Fixed Annuities

How Fixed Annuities Can Be Used to Cover the Long Term Care Risk

While annuity products have been used for years as a funding vehicle to pay Long Term Care Insurance premiums, the Pension Protection Act of 2006 now allows use of a non-qualified annuity to pay for Long Term Care Insurance premiums tax-free (beginning 1/1/2010). New annuity products also have emerged combining Long Term Care benefits into one contract.

1035 exchanges under Pension Protection Act of 2006

Fixed non-qualified annuities -- contracts funded with after-tax money and from a source other than a qualified retirement plan -- now offer additional tax advantages when used to fund Long Term Care Insurance premiums through a Section 1035 exchange. For background, a 1035 exchange is the replacement, or exchange, of an annuity or life insurance policy without tax consequences. Prior to the Pension Protection Act, the allowable types of exchanges included from an old life insurance policy to a new life insurance policy, from an old life insurance policy to a new annuity, and from an old annuity to a new annuity. (Note: An old annuity cannot be exchanged for a new life insurance policy.)

You may be able to take advantage of a 1035 tax-free exchange to fund your Long Term Care Insurance policy premiums. In a 1035 exchange from a non-qualified annuity into a Long Term Care Insurance policy, the gain in the annuity contract will be reduced pro-rata with the amount of total gain in the contract. For example, if the annuity had accumulated enough gain to account for 40% of the account value, then withdrawals to fund Long Term Care Insurance premiums would be taken as 60% from the original annuity investment and 40% from gain. This type of exchange is tax-free to you, and depending on how much the annuity has grown over time and your specific tax bracket, the tax benefit could be quite meaningful.

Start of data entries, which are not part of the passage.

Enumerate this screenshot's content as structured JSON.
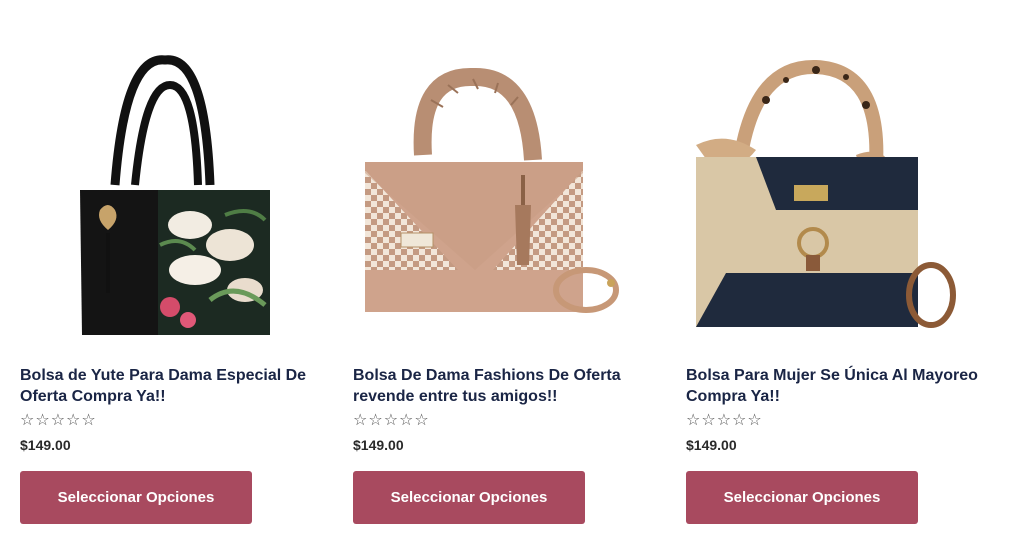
{
  "products": [
    {
      "title": "Bolsa de Yute Para Dama Especial De Oferta Compra Ya!!",
      "rating_stars": "☆☆☆☆☆",
      "price": "$149.00",
      "button_label": "Seleccionar Opciones"
    },
    {
      "title": "Bolsa De Dama Fashions De Oferta revende entre tus amigos!!",
      "rating_stars": "☆☆☆☆☆",
      "price": "$149.00",
      "button_label": "Seleccionar Opciones"
    },
    {
      "title": "Bolsa Para Mujer Se Única Al Mayoreo Compra Ya!!",
      "rating_stars": "☆☆☆☆☆",
      "price": "$149.00",
      "button_label": "Seleccionar Opciones"
    }
  ],
  "colors": {
    "button_bg": "#a84a5f",
    "title_text": "#1a2545"
  }
}
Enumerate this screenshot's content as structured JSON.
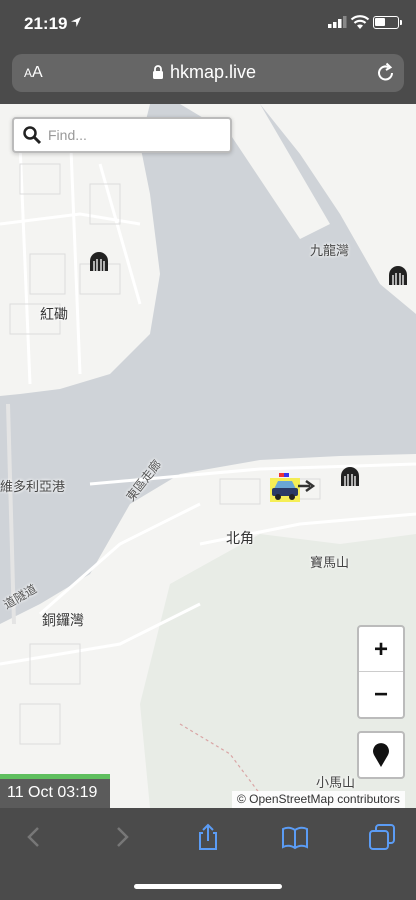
{
  "status_bar": {
    "time": "21:19"
  },
  "browser": {
    "text_size_label": "AA",
    "url": "hkmap.live"
  },
  "map": {
    "search_placeholder": "Find...",
    "labels": {
      "kowloon_bay": "九龍灣",
      "hung_hom": "紅磡",
      "victoria_harbour": "維多利亞港",
      "eastern_corridor": "東區走廊",
      "north_point": "北角",
      "braemar_hill": "寶馬山",
      "causeway_bay": "銅鑼灣",
      "tunnel_road": "道隧道",
      "mount_parker": "小馬山"
    },
    "zoom_in_label": "+",
    "zoom_out_label": "−",
    "timestamp": "11 Oct 03:19",
    "attribution": "© OpenStreetMap contributors"
  },
  "colors": {
    "water": "#cfd3d8",
    "land": "#f4f4f2",
    "timebar": "#5fbf5f"
  },
  "toolbar": {
    "icons": [
      "back-icon",
      "forward-icon",
      "share-icon",
      "bookmarks-icon",
      "tabs-icon"
    ]
  }
}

Unless IRS issues instructions requiring different reporting, the income from a non-qualified Single Premium Immediate Annuity may be reported as a tax-free 1035 exchange. Payments are considered a full or partial irrevocable assignment of the annuity contract, and at least one major carrier already is reporting these Single Premium Immediate Annuity payments with no taxable amount (provided that the payments are directly funding traditional Long Term Care Insurance).

Annuity/Long Term Care Insurance Combination Products

Beginning 1/1/2010, any consumer holding a non-qualified annuity can move funds tax-free to an Annuity/Long Term Care linked benefit product via a 1035 exchange. Prior to this date, Long Term Care benefits and contract charges paid from a linked benefit product were taxable.

The specific changes as of 1/1/2010 are that a Tax Qualified LTCI (QLTCI) rider under a non-qualified annuity contract will be treated as a separate contract, thus QLTCI benefits paid from these riders are tax free; and LTCI rider charges against the account value are not a taxable distribution, although they reduce the client's cost basis (but not below zero).

Annuity/Long Term Care linked benefit products are especially appealing to consumers who understand the Long Term Care risk, but so far are self-insuring due to the use-it-or-lose-it nature of traditional Long Term Care Insurance. With linked benefit products, the account funds can be used to pay for Long Term Care, should those expenses arise; and further the maximum Long Term Care benefit can be leveraged as a multiple of several times the annuity's fund value. Since the fund value itself is drawn down first for Long Term Care expenses, the cost of having Long Term Care protection is much less under the linked design compared to traditional Long Term Care Insurance premiums.